Quando ouviu o som do cascalho sendo remexido, levantou os olhos e viu Cynthia vindo em sua direção, de bicicleta.
Aquela bike enferrujada era uma visão comum e, de certo modo, inesquecível, por toda Sunset Harbor, principalmente porque a mulher sentada nela tinha cabelos frisados, tingidos de laranja, e usava roupas berrantes e que não combinavam entre si. Para tornar tudo ainda mais bizarro, Cynthia havia recentemente colocado uma cesta de vime na frente de sua bicicleta, na qual transportava Tempestade, um dos filhotes de Mogsy que havia adotado. De muitas maneiras, Cynthia Jones era uma atração turística em si.
Emily estava feliz em vê-la, apesar do grande chapéu de bolinhas vermelhas de Cynthia quase machucar seus olhos cansados.

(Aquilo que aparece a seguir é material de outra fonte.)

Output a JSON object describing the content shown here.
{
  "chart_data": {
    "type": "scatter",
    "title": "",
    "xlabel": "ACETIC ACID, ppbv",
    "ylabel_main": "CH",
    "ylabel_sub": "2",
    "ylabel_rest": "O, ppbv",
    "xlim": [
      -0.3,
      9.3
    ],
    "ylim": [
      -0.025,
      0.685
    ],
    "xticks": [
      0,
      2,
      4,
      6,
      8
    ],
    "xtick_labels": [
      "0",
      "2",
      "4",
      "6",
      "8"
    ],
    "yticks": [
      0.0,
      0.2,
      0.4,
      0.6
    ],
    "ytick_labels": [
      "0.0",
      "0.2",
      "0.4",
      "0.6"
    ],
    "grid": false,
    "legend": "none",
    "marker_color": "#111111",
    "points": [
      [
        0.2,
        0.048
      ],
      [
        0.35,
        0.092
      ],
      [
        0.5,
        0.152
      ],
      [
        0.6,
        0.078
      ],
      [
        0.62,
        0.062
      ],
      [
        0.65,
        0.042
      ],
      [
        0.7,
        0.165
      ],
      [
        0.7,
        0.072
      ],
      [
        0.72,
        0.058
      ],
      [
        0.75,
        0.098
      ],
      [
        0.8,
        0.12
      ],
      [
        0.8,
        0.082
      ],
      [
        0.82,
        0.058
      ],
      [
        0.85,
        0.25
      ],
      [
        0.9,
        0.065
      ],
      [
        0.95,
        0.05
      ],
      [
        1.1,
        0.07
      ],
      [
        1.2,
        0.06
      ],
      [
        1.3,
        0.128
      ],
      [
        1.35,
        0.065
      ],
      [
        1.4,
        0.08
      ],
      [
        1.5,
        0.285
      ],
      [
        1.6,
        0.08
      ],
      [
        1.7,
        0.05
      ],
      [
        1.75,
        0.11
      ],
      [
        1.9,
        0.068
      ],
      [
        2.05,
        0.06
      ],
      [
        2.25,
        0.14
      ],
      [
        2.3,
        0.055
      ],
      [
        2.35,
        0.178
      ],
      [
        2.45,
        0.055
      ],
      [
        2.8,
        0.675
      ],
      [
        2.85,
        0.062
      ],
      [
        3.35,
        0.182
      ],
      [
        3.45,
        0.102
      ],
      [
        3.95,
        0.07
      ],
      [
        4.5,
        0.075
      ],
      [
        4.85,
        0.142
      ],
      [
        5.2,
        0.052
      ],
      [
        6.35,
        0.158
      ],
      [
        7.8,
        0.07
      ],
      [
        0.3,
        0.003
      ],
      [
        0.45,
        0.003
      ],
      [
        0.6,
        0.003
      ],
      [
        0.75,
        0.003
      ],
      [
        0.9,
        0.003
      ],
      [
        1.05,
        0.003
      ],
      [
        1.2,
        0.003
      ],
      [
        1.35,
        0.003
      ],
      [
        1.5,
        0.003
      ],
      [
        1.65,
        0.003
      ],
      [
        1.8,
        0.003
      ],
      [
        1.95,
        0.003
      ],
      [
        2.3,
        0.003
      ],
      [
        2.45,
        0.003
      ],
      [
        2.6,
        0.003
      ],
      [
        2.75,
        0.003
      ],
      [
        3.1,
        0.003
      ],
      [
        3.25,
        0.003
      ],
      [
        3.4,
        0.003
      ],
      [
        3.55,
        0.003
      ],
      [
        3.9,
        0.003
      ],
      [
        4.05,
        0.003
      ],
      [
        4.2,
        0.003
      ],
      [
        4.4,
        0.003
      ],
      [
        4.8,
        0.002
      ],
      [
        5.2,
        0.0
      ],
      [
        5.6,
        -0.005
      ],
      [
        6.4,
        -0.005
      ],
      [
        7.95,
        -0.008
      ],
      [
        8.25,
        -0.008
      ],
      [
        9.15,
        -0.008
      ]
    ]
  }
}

Acenou para a amiga e esperou a mulher caminhar até ela.
Elas entraram e Cynthia não perdeu tempo. Enquanto subiam as escadas, fez uma série de perguntas a Emily, sobre a pressão da água, se estava servindo alimentos orgânicos e quem era seu fornecedor. No momento em que chegaram ao quarto de hóspedes, a cabeça de Emily estava girando.
Ela levou Cynthia para dentro do quarto que, pelo menos para Emily, era lindo. Havia um mezzanino numa ponta, onde ela colocou um confortável sofá de couro, para que os hóspedes pudessem se sentar e admirar a vista para o mar. O quarto era principalmente branco, mas com toques azuis, com um tapete de pele de ovelha, e móveis de madeira de pinho envelhecido.
“Esta cama é pequena demais”, Cynthia disse imediatamente. “Uma cama de casal comum? Ficou louca? Precisa de algo grande e opulento. Algo luxuoso, além de qualquer coisa que eles possam comprar. Você fez este quarto parecer um showroom de decoração”.
“Achei que o objetivo era esse”, Emily falou timidamente.
“Absolutamente não!” Cynthia exclamou. “Você precisa fazer o quarto parecer o de um palácio!” Ela caminhou pelo cômodo, passando a mão nas cobertas amarrotadas. “Muito áspero”, falou. “Seus hóspedes merecem dormir numa cama que tenha uma textura acetinada”. Ela foi até as janelas. “Estas cortinas são escuras demais”.
“Ah”, Emily disse. “Algo mais?”
“Quantos quartos você tem?”
“Bem, este é o principal, que está pronto. Há mais dois que só precisam de alguns móveis. Então, existe mais um monte deles que ainda não consegui esvaziar. E o terceiro andar inteiro também poderia ser convertido”.
Cynthia assentiu e deu uma palmadinha no queixo. Ela parecia estar tendo algumas ideias, talvez, Emily imaginou, alguns grandes planos para a pousada que nunca conseguiria realizar.
“Mostre-me a sala de jantar”, Cynthia pediu.
“Humm…certo…”
Elas desceram as escadas e, a cada passo, o terror de Emily ficava mais forte. Estava começando a se arrepender da decisão de pedir ajuda a Cynthia. Enquanto o Sr. Kapowski havia apenas amassado seu frágil ego, Cynthia estava despedaçando-o com uma marreta.